Friday, April 28, 2017

Pre-Code Parade: BLONDIE OF THE FOLLIES (1932)

There were many backstage melodramas, musical or otherwise, made in the pre-code era, but if one of those pictures could be called the Showgirls of its time it would be this M-G-M Marion Davies Production directed by Edmund Goulding -- not because it's any more sexualized than its contemporaries, since it actually skips the opportunity to give us an overly erotic or salacious musical number, but because of its undercurrent of violence and its focus on the love-hate relationship between two ambitious women. Two women, Anita Loos and Frances Marion, collaborated on the script, and perhaps for that reason Blondie seems freer in portraying the extremes of female fremnity. It's basically the story of two girls trying to get out of their dead-end slum neighborhood by becoming showgirls. Lottie (Billie Dove) makes it first, inspiring Blondie (Davies), increasingly suffocated in her crowded household, to make her own try. These girls are trash, culturally if not morally. They're best friends but fight each other like sailors, oscillating between mutual admiration and violent jealousy. Their brawl in a tenement hallway, broken up when ZaSu Pitts, playing Blondie's older sister, clobbers both of them with her handbag, is only a warmup. Later, they'll throw each other off a yacht, and in the climactic "ballet" number, in which the cast of their show runs frantically in circles to one of Borodin's Polovtsian dances, Lottie will fling Blondie into the orchestra pit. The object of their rivalry is Robert Montgomery, who seems a rather unworthy idol, but in the end the girls make up (but don't kiss) and Blondie gets the boy.

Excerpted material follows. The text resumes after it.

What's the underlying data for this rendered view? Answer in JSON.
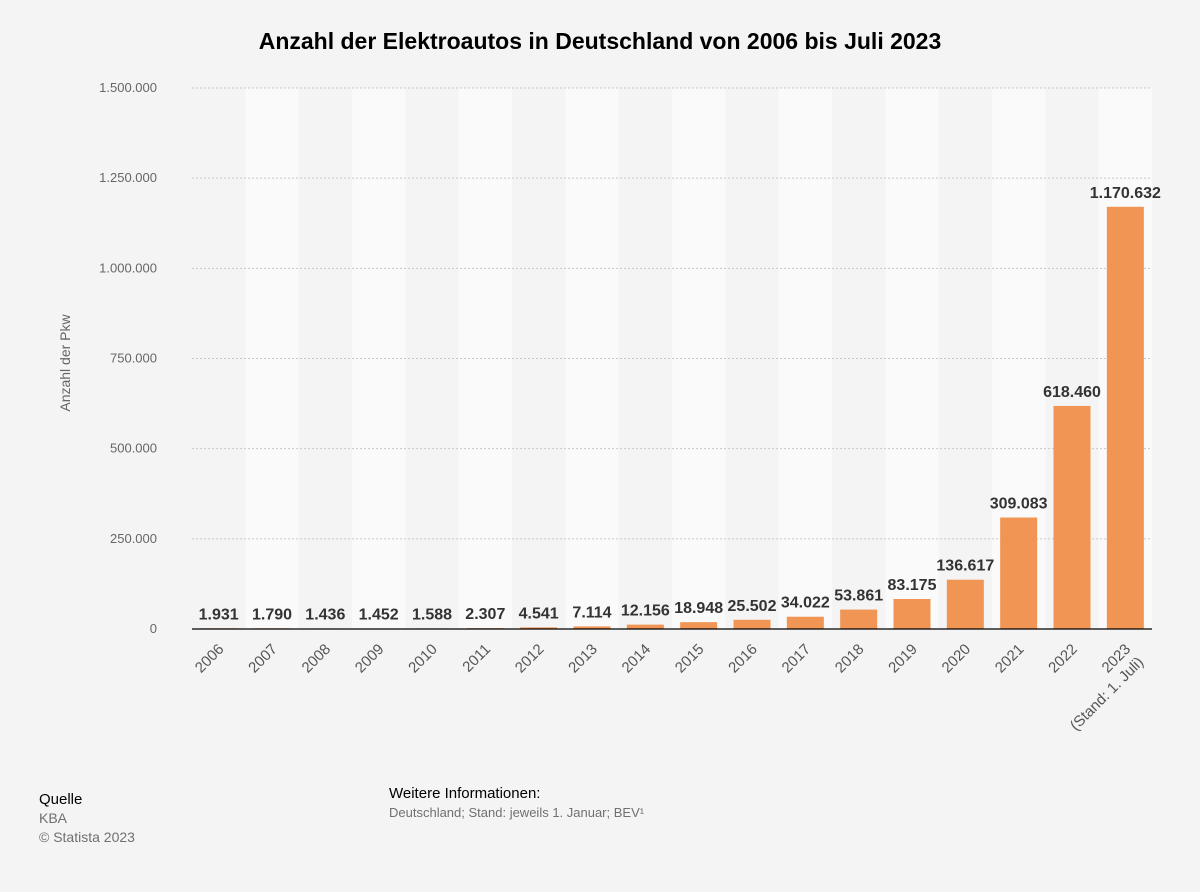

Goulding seems to have thrived on the contrast in subject matter, having just finished Grand Hotel, which he subjects to parody with a guest-starring Jimmy Durante (apparently playing himself, but what else is new?) in the Barrymore part and Davies aping Garbo for a crowd of partygoers. The slum scenes and the scenes with Blondie's family (led by a gentle yet inflexible James Gleason) are the highlights apart from the Davies-Dove slugfests. They have a convincing cacophonous quality, from the crowded noises of the street to the know-it-all nattering of Blondie's unemployed brother-in-law (Sidney Toler). I now recognize Toler as one of Pre-Code's underrated character actors. His character here is really utterly harmless as well as useless and yet there's something aggressively pathetic about this loser that you wish ZaSu Pitts would brain him with a frying pan any time he opens his mouth. As for her, one of the weird things about this movie is that, amid all the grotesquerie she, skipping most of her usual shtick and apparently finding in George Barnes a very sympathetic cameraman, looks as nearly pretty as I've ever seen her. Nevertheless the picture belongs to those battling tops, Davies and Dove. Blondie belongs on the short list of performances you might use to refute the slanderous legend that Marion Davies was nothing more than the model for Susan Alexander Kane in all that character's absence of talent. Sadly, post-production interference by William Randolph Hearst, the model for Charles Foster Kane, reportedly so disgusted Dove, who he feared would steal the picture from his beloved, that she quit movies altogether. Even with much of her work on the cutting-room floor, posterity, if it's fair, will judge Blondie as a team picture rather than a star vehicle. It also leaves me convinced that, despite their advanced ages, Davies and Dove could take Blondell and Farrell in a fight.